Kenya’s major export commodities registered a mixed fortune for the year 2018 with the price of tea taking a deep hit.
Whereas the price of coffee picked up in the last quarter of 2019, tea prices dropped significantly hitting a five-year low at some point by the time the financial year was coming to an end in June.
Decreased earnings for these beverages was attributed to low international prices where Kenya sells almost all the produce.
“International prices were very low this year and this has had a negative effect on the local cost,” said Nairobi Coffee Exchange Chief Executive Daniel Mbithi.
Coffee earnings dropped by 24 percent at the end of the 2018/19 crop year compared with the previous period following a 13 percent slump in the price of the commodity in the international market.
According to NCE, the crop earned Kenya Sh11 billion in the crop-year ended September, down from Sh14.75 billion realised in 2018.
Subsequently, the average price went down by 24.40 percent from Sh20,300 as at end of last crop season to Sh15,300 for a 50-kilogramme bag in the period under review.
However, Mr Mbithi said 2020 would start on a good note as the world prices have so far rebounded by 40 percent, giving growers hopes of better earnings. High-quality beans, he said, are also expected to boost prices at the auction starting January, after wet weather hampered the supply in December.
At the last auction of 2019, a 50-kilogramme bag of coffee on average fetched Sh21,513 up from Sh19,004 recorded in the previous sale.

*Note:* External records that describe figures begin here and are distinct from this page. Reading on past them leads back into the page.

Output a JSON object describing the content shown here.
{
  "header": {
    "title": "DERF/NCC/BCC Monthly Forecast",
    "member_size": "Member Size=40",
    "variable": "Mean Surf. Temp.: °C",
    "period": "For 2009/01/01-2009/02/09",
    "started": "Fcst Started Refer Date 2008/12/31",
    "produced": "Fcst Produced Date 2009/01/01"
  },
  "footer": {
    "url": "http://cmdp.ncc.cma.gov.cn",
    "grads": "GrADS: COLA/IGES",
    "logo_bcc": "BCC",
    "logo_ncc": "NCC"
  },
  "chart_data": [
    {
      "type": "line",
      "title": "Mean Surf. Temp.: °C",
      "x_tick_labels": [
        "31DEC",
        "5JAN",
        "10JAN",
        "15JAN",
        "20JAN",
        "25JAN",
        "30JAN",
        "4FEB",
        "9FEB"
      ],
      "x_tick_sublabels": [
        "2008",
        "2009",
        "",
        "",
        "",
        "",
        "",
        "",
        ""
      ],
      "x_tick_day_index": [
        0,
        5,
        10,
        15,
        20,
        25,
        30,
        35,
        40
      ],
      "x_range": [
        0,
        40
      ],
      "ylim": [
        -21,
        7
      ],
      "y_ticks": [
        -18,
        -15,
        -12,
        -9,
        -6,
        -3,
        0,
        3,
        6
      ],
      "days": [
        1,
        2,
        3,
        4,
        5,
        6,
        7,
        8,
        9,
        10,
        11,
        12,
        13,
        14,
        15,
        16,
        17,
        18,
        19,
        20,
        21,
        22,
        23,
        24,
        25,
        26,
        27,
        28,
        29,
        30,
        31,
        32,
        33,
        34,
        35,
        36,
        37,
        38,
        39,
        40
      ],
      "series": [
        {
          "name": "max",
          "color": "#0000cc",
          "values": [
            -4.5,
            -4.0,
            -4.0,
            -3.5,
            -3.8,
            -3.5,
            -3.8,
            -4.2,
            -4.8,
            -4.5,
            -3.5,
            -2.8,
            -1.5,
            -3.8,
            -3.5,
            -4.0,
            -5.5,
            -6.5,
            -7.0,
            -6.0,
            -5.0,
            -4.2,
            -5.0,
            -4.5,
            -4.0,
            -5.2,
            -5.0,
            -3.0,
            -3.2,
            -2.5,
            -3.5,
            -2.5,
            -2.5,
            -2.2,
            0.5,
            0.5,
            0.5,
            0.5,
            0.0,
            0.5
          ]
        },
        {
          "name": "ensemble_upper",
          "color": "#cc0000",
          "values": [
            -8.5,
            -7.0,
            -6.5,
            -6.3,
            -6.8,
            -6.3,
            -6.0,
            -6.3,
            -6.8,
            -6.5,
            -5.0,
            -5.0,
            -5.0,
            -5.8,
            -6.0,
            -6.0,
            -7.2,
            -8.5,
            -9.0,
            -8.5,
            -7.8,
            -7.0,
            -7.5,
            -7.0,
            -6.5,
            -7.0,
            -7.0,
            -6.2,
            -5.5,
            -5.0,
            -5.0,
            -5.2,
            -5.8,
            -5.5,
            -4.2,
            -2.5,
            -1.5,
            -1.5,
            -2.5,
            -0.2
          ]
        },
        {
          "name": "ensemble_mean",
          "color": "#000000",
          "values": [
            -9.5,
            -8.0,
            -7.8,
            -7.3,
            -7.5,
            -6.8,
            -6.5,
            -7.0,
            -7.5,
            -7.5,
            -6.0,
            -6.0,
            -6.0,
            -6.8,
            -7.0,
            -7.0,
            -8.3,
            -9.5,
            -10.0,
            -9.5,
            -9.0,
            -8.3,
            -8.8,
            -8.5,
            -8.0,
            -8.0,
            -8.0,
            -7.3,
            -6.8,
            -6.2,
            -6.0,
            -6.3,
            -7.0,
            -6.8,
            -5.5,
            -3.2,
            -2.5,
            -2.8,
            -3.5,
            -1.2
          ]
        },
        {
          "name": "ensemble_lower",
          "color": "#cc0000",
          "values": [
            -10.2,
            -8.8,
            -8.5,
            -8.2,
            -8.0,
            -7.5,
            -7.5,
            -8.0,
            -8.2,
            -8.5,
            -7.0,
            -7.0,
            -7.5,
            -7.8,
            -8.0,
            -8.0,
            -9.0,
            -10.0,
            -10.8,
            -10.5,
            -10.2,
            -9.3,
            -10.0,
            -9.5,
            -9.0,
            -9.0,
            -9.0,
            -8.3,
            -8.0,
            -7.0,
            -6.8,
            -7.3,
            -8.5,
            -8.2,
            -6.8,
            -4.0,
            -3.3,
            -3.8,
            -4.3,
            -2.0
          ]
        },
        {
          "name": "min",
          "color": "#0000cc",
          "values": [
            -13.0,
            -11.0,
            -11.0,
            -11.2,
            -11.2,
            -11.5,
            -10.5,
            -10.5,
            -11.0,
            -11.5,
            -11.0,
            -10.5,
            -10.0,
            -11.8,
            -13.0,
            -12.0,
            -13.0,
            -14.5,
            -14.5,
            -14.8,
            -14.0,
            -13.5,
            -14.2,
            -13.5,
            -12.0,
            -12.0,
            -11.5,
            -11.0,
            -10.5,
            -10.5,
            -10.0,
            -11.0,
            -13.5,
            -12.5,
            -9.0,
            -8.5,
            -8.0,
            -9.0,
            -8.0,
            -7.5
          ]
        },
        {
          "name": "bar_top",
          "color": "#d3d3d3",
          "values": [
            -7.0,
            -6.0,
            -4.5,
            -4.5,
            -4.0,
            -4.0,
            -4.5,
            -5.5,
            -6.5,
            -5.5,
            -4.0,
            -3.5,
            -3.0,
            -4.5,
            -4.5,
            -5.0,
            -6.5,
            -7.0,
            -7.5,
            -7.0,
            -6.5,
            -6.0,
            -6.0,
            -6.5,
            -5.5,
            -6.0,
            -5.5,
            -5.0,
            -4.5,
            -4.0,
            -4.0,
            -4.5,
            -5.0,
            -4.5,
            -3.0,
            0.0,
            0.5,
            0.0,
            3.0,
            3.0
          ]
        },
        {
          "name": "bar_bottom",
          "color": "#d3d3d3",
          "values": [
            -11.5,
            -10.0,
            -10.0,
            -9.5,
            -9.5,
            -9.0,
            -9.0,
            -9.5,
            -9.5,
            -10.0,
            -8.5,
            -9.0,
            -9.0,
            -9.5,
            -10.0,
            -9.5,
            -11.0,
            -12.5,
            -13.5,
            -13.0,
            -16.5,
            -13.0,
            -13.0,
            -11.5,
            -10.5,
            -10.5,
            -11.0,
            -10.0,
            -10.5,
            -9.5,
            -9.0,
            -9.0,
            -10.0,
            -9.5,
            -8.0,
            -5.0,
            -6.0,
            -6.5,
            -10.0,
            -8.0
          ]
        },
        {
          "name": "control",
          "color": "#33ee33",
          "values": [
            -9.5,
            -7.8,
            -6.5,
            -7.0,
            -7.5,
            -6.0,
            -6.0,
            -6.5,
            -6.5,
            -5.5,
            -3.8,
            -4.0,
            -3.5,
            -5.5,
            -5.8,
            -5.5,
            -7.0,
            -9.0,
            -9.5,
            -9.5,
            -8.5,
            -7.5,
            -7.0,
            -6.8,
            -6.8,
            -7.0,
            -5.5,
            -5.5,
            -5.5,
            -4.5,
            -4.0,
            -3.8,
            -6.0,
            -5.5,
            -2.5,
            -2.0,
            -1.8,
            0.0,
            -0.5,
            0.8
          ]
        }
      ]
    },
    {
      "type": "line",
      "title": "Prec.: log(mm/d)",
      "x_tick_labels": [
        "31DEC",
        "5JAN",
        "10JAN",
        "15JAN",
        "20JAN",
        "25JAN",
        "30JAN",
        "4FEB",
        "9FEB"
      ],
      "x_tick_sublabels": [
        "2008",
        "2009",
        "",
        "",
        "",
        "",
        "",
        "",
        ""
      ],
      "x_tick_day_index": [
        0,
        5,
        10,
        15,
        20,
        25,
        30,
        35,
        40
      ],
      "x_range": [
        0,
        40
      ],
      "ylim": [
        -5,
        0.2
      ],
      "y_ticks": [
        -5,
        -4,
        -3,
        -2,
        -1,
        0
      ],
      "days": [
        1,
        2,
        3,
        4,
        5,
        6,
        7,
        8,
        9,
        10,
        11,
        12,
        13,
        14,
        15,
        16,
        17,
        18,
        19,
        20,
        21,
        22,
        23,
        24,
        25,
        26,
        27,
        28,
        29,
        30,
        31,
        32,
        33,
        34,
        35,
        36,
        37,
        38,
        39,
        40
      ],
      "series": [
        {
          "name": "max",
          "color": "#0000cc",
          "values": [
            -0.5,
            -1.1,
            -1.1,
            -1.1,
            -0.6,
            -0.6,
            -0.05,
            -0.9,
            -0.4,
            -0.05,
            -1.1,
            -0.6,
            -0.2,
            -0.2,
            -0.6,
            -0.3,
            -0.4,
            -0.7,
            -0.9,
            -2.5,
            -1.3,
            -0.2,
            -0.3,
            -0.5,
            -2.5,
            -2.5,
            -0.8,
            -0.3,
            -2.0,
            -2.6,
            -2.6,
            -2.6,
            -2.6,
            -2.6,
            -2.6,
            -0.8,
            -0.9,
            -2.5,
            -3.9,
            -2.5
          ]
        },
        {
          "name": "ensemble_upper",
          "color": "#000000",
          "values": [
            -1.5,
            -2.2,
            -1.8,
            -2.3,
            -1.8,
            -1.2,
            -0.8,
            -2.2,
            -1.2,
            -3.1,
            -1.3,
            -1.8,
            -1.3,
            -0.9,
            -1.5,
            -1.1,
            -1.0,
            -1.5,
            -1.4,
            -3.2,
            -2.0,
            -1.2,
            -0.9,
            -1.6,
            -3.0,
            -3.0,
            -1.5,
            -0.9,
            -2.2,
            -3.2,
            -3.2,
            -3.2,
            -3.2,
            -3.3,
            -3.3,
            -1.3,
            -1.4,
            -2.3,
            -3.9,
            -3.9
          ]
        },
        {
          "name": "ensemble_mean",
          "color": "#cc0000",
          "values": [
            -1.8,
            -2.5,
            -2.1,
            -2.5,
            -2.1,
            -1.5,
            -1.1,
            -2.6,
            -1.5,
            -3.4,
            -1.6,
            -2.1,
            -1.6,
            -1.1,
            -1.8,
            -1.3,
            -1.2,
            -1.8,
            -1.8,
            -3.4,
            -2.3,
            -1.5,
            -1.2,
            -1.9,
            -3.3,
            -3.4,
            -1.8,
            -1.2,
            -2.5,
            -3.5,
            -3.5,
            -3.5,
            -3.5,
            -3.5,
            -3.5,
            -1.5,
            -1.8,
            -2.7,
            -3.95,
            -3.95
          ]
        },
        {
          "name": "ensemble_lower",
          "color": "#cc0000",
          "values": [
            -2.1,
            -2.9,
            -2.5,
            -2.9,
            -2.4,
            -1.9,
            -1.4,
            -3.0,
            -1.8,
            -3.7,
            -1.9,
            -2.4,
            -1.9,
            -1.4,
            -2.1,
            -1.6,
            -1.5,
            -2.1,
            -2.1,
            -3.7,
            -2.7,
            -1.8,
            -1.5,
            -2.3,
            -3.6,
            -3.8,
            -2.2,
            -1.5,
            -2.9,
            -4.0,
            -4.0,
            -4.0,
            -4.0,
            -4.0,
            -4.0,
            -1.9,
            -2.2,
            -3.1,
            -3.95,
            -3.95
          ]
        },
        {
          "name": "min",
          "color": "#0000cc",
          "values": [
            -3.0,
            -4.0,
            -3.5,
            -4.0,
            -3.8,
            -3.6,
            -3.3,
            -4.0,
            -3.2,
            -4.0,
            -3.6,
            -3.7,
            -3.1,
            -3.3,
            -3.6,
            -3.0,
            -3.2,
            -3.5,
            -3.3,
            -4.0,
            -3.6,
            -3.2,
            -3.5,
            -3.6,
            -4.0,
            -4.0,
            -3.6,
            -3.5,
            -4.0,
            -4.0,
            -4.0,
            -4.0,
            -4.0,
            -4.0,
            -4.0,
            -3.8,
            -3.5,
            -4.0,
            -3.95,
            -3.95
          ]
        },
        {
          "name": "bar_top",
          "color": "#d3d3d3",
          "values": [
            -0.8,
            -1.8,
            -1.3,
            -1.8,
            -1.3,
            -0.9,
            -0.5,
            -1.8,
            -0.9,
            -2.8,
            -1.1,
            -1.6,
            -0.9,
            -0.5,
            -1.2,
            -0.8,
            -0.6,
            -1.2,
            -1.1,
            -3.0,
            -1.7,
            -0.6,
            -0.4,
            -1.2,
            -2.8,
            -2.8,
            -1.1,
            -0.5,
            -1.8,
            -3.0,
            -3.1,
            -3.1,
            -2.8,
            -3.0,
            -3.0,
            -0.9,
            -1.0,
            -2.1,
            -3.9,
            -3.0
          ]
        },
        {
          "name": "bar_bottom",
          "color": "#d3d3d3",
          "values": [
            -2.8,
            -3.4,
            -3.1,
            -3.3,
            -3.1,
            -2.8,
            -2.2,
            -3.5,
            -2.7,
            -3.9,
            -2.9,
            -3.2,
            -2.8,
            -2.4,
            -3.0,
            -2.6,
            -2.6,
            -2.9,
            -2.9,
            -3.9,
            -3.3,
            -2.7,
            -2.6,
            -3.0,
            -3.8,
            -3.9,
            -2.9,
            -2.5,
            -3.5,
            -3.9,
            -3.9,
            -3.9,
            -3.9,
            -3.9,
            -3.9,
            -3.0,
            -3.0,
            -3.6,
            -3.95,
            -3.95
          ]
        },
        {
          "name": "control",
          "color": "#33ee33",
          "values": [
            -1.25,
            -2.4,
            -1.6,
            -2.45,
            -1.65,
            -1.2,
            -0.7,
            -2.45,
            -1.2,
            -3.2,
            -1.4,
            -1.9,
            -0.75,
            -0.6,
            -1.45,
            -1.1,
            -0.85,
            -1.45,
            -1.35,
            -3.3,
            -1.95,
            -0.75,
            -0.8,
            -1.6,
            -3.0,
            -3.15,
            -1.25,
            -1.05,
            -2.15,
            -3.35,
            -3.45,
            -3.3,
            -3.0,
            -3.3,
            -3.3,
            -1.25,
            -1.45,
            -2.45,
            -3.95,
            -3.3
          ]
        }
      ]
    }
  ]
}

Tea farmers are likely to face another round of poor earnings next year as the commodity at the auction has been fetching low returns since the beginning of the 2019/20 financial year.
Small-scale tea earnings dropped by 22 percent in the financial year ended June 2019, marking the lowest returns for growers in the last six years.
Farmers affiliated to Kenya Tea Development Agency earned Sh69.7 billion in the review period compared to Sh85.7 billion last year. The prices at the auction have recovered following an upward trend in the last couple of sales but it remains within the five-year low bracket.
In the latest trading held last week, a kilogramme of processed tea fetched Sh212 on average down from Sh208 in the previous sale.